What is the Cold Wall Effect? Can it cause premature coating failure and, if so, how do I prevent or minimize it?


Selected Answers

From Simon Hope of BIS Salamis (M&I) on December 29, 2010:
'Cold Wall Effect' is normally due to a temperature gradient being built up across a coating as described in the previous two answers. It is commonly encountered in ships' tanks where the contents are at a significantly higher temperature than the surrounding ambient, or it regularly occurs in process vessels where a process liquid is running significantly higher than the ambient. Classically with process vessels these have originally been insulated with heat conservation materials but have been selectively stripped (typically from 5 o'clock to 7 o'clock for belly inspection and corrosion monitoring as well as prevention of CUI (Corrosion Under Insulation). This lack of insulation creates the necessary thermal gradient that can lead to Cold Wall failures of the coating. Reinstatement of insulation using a syntactic material against the more common mineral wool insulations can help reduce Cold Wall failures due to lack of insulation and saturated areas of wool cooling the shell. The major drawback is the lack of ability to undertake shell inspections using conventional U/T methods externally, so removable panels need to be integrated into the design so that all parties are satisfied. Internal coatings need to be high density and low permeability with a coefficient of expansion closely in line with the substrate to avoid micro cracking when heat-cycled. Typically, solvent-free epoxy phenolic type coatings with carefully selected fillers (normally ceramics) will give the best resistance to this type of failure. As can be seen, it is not normally attributable to a single source, but a combination of problems leading to a situation where failure may occur. Careful design and a full understanding of the operation of the item can help considerably with mitigation and avoidance.

From David Grove of Shaw Nuclear Power Services on December 28, 2010:
The cold wall effect is where there is a temperature difference between one side of a sheet structure to the other side, which generally can cause condensation or blisters under the coating.
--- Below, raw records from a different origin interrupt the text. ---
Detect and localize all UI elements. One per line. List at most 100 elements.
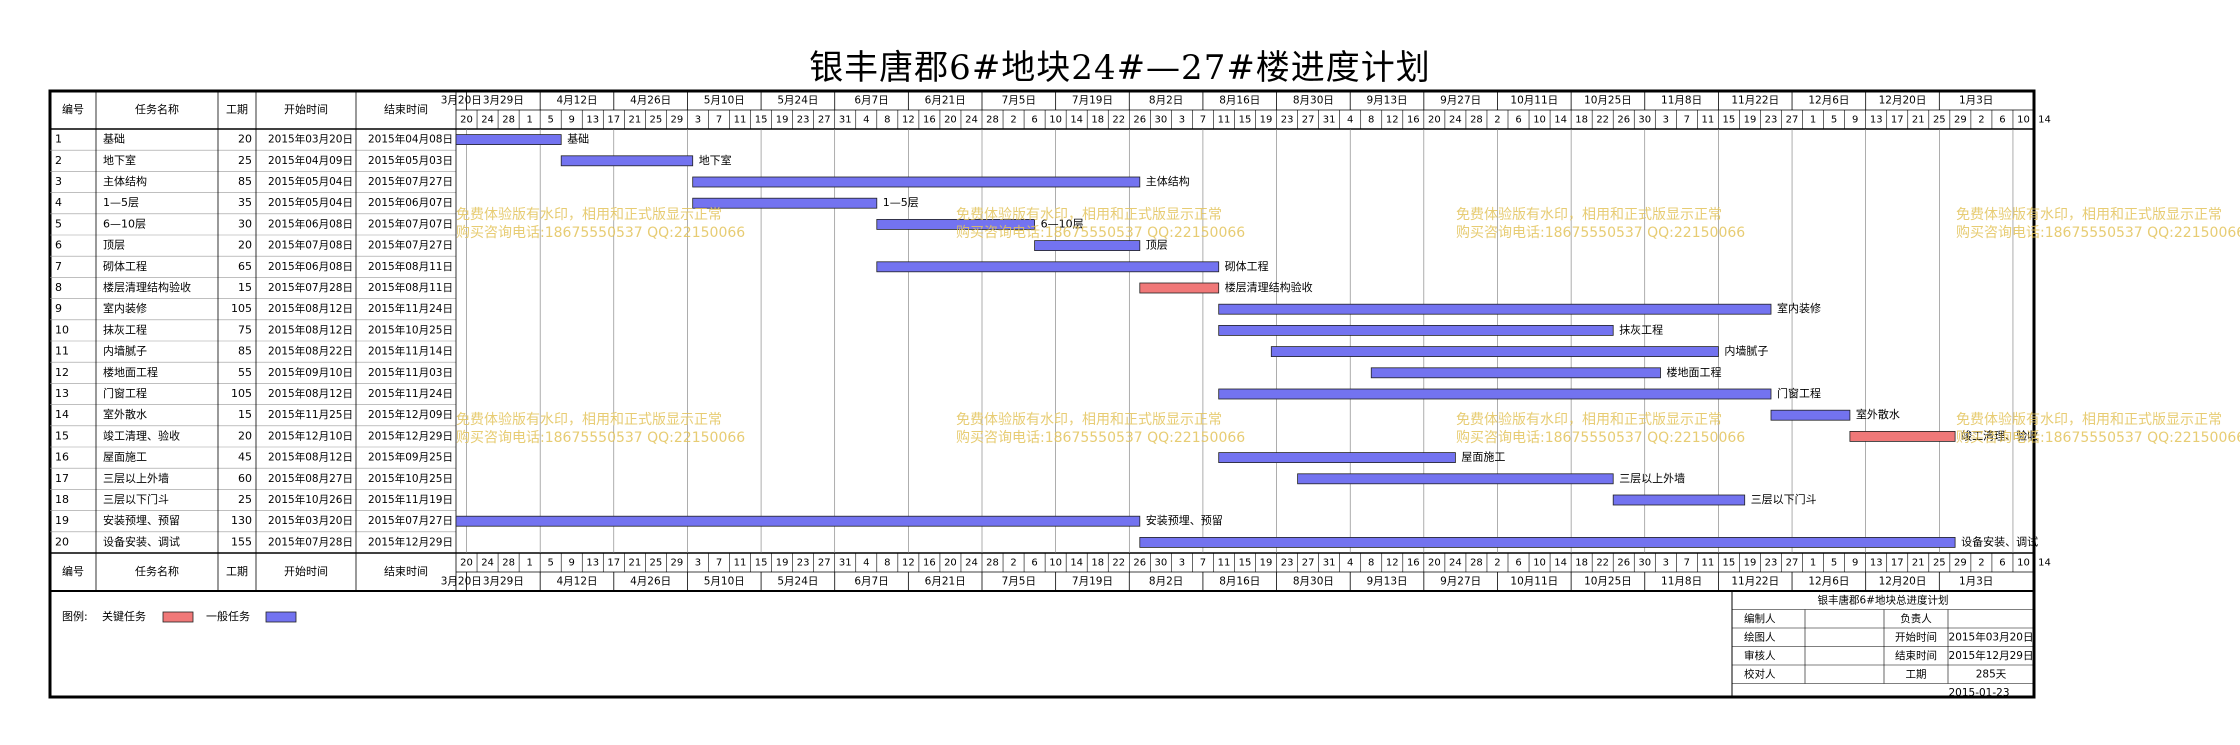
- task-bar: [1218, 303, 1772, 315]
- day-label: 15: [755, 115, 768, 126]
- day-label-footer: 15: [755, 558, 768, 569]
- task-bar-label: 屋面施工: [1461, 451, 1505, 464]
- task-bar: [455, 515, 1141, 527]
- day-label-footer: 11: [734, 558, 747, 569]
- day-label: 11: [734, 115, 747, 126]
- day-label-footer: 23: [1765, 558, 1778, 569]
- watermark-line1: 免费体验版有水印，相用和正式版显示正常: [1956, 412, 2222, 428]
- task-duration: 15: [238, 408, 252, 421]
- task-bar-label: 门窗工程: [1777, 386, 1821, 400]
- day-label: 31: [1323, 115, 1336, 126]
- task-duration: 105: [231, 302, 252, 315]
- day-label: 9: [1852, 115, 1858, 126]
- watermark-line1: 免费体验版有水印，相用和正式版显示正常: [956, 207, 1222, 223]
- day-label: 17: [1891, 115, 1904, 126]
- watermark-line2: 购买咨询电话:18675550537 QQ:22150066: [956, 225, 1245, 241]
- watermark-line1: 免费体验版有水印，相用和正式版显示正常: [1456, 412, 1722, 428]
- task-name: 竣工清理、验收: [103, 428, 180, 442]
- task-duration: 20: [238, 429, 252, 442]
- week-label: 3月29日: [483, 95, 524, 107]
- day-label: 20: [944, 115, 957, 126]
- task-bar: [1218, 452, 1456, 464]
- day-label: 14: [2038, 115, 2051, 126]
- watermark-line1: 免费体验版有水印，相用和正式版显示正常: [1456, 207, 1722, 223]
- day-label-footer: 16: [923, 558, 936, 569]
- day-label-footer: 20: [1428, 558, 1441, 569]
- task-id: 16: [55, 451, 69, 464]
- task-bar-label: 三层以下门斗: [1751, 492, 1817, 506]
- week-label-footer: 6月21日: [925, 576, 966, 588]
- task-bar-label: 1—5层: [883, 196, 919, 209]
- day-label-footer: 2: [1494, 558, 1500, 569]
- task-start: 2015年06月08日: [268, 217, 353, 230]
- week-label-footer: 1月3日: [1959, 576, 1993, 588]
- task-name: 设备安装、调试: [103, 534, 180, 548]
- task-start: 2015年08月22日: [268, 345, 353, 358]
- task-bar-label: 室外散水: [1856, 407, 1900, 421]
- task-end: 2015年07月27日: [368, 514, 453, 527]
- day-label-footer: 30: [1154, 558, 1167, 569]
- task-id: 6: [55, 239, 62, 252]
- day-label: 22: [1112, 115, 1125, 126]
- week-label: 6月7日: [854, 95, 888, 107]
- day-label: 27: [1786, 115, 1799, 126]
- task-duration: 15: [238, 281, 252, 294]
- task-id: 17: [55, 472, 69, 485]
- day-label: 29: [1954, 115, 1967, 126]
- task-bar: [876, 261, 1220, 273]
- day-label: 19: [1260, 115, 1273, 126]
- day-label-footer: 4: [863, 558, 869, 569]
- task-bar-label: 楼地面工程: [1667, 365, 1722, 379]
- day-label: 6: [1031, 115, 1037, 126]
- week-label: 6月21日: [925, 95, 966, 107]
- week-label-footer: 9月27日: [1440, 576, 1481, 588]
- week-label: 7月5日: [1002, 95, 1036, 107]
- day-label-footer: 21: [1912, 558, 1925, 569]
- week-label: 8月16日: [1219, 95, 1260, 107]
- week-label-footer: 3月20日: [441, 576, 482, 588]
- task-start: 2015年08月12日: [268, 387, 353, 400]
- week-label-footer: 11月8日: [1661, 576, 1702, 588]
- day-label: 27: [1302, 115, 1315, 126]
- task-end: 2015年04月08日: [368, 133, 453, 146]
- week-label: 10月11日: [1510, 95, 1558, 107]
- day-label-footer: 16: [1407, 558, 1420, 569]
- task-bar-label: 楼层清理结构验收: [1225, 280, 1313, 294]
- week-label-footer: 3月29日: [483, 576, 524, 588]
- day-label: 18: [1575, 115, 1588, 126]
- task-end: 2015年11月24日: [368, 387, 453, 400]
- day-label: 28: [502, 115, 515, 126]
- legend-normal-swatch: [265, 611, 297, 623]
- task-start: 2015年08月12日: [268, 323, 353, 336]
- day-label: 11: [1702, 115, 1715, 126]
- week-label: 5月24日: [777, 95, 818, 107]
- task-start: 2015年11月25日: [268, 408, 353, 421]
- day-label: 2: [1010, 115, 1016, 126]
- footer-header-duration: 工期: [226, 565, 248, 578]
- week-label-footer: 5月24日: [777, 576, 818, 588]
- task-start: 2015年07月28日: [268, 281, 353, 294]
- day-label: 5: [1831, 115, 1837, 126]
- info-field-value: 2015年12月29日: [1949, 649, 2034, 662]
- day-label: 24: [481, 115, 494, 126]
- day-label-footer: 17: [1891, 558, 1904, 569]
- task-bar: [692, 176, 1141, 188]
- task-end: 2015年09月25日: [368, 451, 453, 464]
- day-label-footer: 3: [1179, 558, 1185, 569]
- chart-title: 银丰唐郡6#地块24#—27#楼进度计划: [809, 48, 1431, 88]
- task-bar-label: 主体结构: [1146, 174, 1190, 188]
- task-name: 顶层: [103, 239, 125, 252]
- week-label-footer: 8月30日: [1293, 576, 1334, 588]
- day-label: 28: [1470, 115, 1483, 126]
- task-duration: 130: [231, 514, 252, 527]
- day-label-footer: 10: [1533, 558, 1546, 569]
- day-label: 30: [1154, 115, 1167, 126]
- week-label: 11月22日: [1731, 95, 1779, 107]
- task-duration: 30: [238, 217, 252, 230]
- day-label: 22: [1596, 115, 1609, 126]
- task-name: 室内装修: [103, 301, 147, 315]
- day-label-footer: 14: [1070, 558, 1083, 569]
- day-label-footer: 15: [1239, 558, 1252, 569]
- watermark-line1: 免费体验版有水印，相用和正式版显示正常: [456, 207, 722, 223]
- day-label-footer: 13: [1870, 558, 1883, 569]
The best way to eliminate this is to ensure that the surface is washed and rinsed with clean fresh potable water before final surface preparation with sufficient profile. For heavily rusted, chemically contaminated surfaces, I used to specify a commercial (or rough) blast to expose the steel, then a final wash followed by a near-white (SSPC-SP 10) blast. Since all coatings are some- what permeable, the key is to ensure that any moisture intrusion does not have a surface contaminant to react to and cause a blister. Contact your coating technical service for specifics.

From Craig Wallbank of W Abrasives on December 21, 2010:
Cold wall effect is a term commonly used when a structure, say a holding tank, has a lower atmospheric temperature on the outside than the product that is stored inside. This thermal difference can cause water vapour to build up between the substrate and the lining that was applied to the inside of the tank. As the water may hold soluble salts, this will have an effect of 'blistering' and therefore a failure. Although I am not a coating 'expert,' I understand that the lining system should have a low permabilty rating to help prevent this from happening.